The world of AI startups is rapidly expanding, with a multitude of new players and innovative solutions in various industries. According to GlobalData, 3,198 AI startups received $52.1 billion funding across 3,396 VC funding deals during 2022. And while ChatGPT has done for AI what Pokemon GO arguably did for AR - put a tech term on the general public's lips - the AI sector has been skyrocketing for many years.
Several AI companies, including Waymo, OpenAI, UiPath, Automation Anywhere, Zhihu, and SenseTime, received significant investments ranging from $434 million to $3 billion in funding rounds between 2018 and 2021.
Sounds great, yet, Daniil Kirkov at Orbita Venture Studio says there are two things to worry: the unspoken elephant in the room, and the unique challenges of AI startups that require new funding requirements.
Silicon Valley's widely adopted white elephant
While Silicon Valley has produced some of the most successful and innovative companies in the world, depending on which reports you read, Kirikov warns that the industry's lack of success is somewhere between Harvard Business School's 75% failure rate, and the dismal 90% Startup Genome proposed, and usually in the first year.
Having observed many startups from a short distance as a venture capitalist, Kirikov notes that startup ecosystems worldwide have adopted the same approach with varying results, and reportedly with higher failure rates. "Without direct access to the other benefits Silicon Valley offers - resources, mentors, talent, and the network effect created by having so many startups in a relatively small area - it is hard to replicate the original", he adds.
There have been changes in the way VCs select who to fund recently, driven by the global economic crises and the COVID-19 pandemic, "but largely investors are using the same age-old factors when deciding who might be their next winner - and that has to change", says Daniil Kirikov.
AI startups require new selection criteria
Kirikov suggests looking at a notable study by Harvard Business School professor Paul Gompers and his colleagues, in which they analyzed 1,000 VC investments. The study has set the tone for many pitch decks since, Kirikov says.
Leading the way, 30% of VCs cited the management team as the most critical factor in their investment decisions. A close second at 25% is the market, including size, growth, and competitive landscape.
Product or service, business model, and financials were cited by a measly 5-15% of VCs as the most critical factors, and that's concerning.
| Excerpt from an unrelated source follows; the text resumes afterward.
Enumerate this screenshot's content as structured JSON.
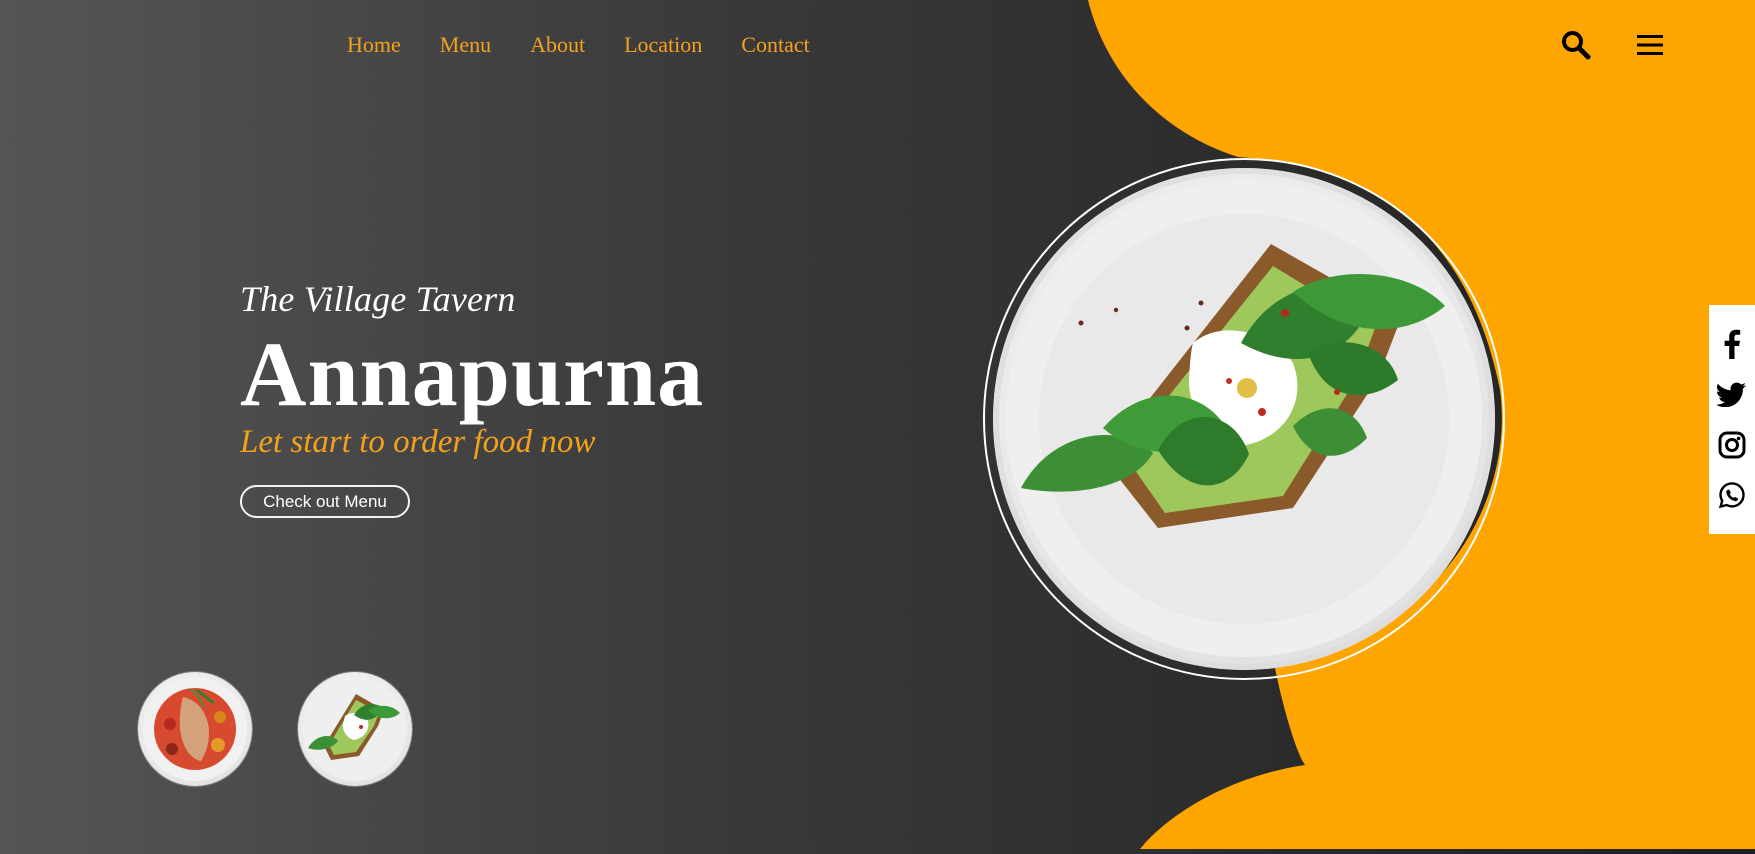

Kirikov suggests these are the most crucial questions VCs should be asking when selecting the AI solution to fund. And when these questions are answered, the answers turn those stats on their head, Kirikov maintains.
New deciding factors for a new AI-powered world
"It is critical to dig deeper than simply looking at the problem when assessing the AI startup's solution", says Kirikov. VCs need to start asking questions that go deeper, and assess if the startup is solving an old issue that people were already paying to solve. They should expand on that line of questioning and ask if this issue could have already been solved before the current AI bandwagon. "And could the same solution could have been implemented two, three, or five years ago", Kirikov adds. If the answer is yes to any of these, it may indicate that the startup is not leveraging new technologies or ideas, and others may have already attempted similar approaches without success.
"The inherent risks associated with AI solutions makes it more important to focus on those factors VCs previously felt were less important, or that weren't mentioned at all in the Harvard Business School study", says Kirikov.
One such thing is security. "Security is a vital consideration in the AI startup space, especially as the general public becomes more aware of how companies collect and use their personal data", Kirikov suggests. "As AI technologies become more prevalent and powerful, the potential risks and ethical concerns associated with them increase", he adds.
Kirikov warns that the governments and regulatory bodies are paying close attention to the development and deployment of AI, and startups that do not prioritize security and ethical considerations may face regulatory hurdles and legal challenges. "Similar to the medtech industry, AI startups may need significantly more runway to survive changes in regulation, or to ride out public concerns", he maintains.
Kirikov postulates that the fast-paced nature of AI development, and the resulting boom across the competitive landscape, demand more thorough assessment of the viability of the startup you're considering as a future portfolio company.
In conclusion, Kirikov thinks investors should still focus on every deciding factor, yet, in his opinion, it's time to dig deeper into the problem the startup solves, its business model, traction and growth potential, financials, and risk mitigation. "Don't put so much stock in the team and the market size" he adds. Kirikov is convinced that if such granular assessment becomes the new norm for startup founders and investors, it will propel the success rate we see right across the tech industry.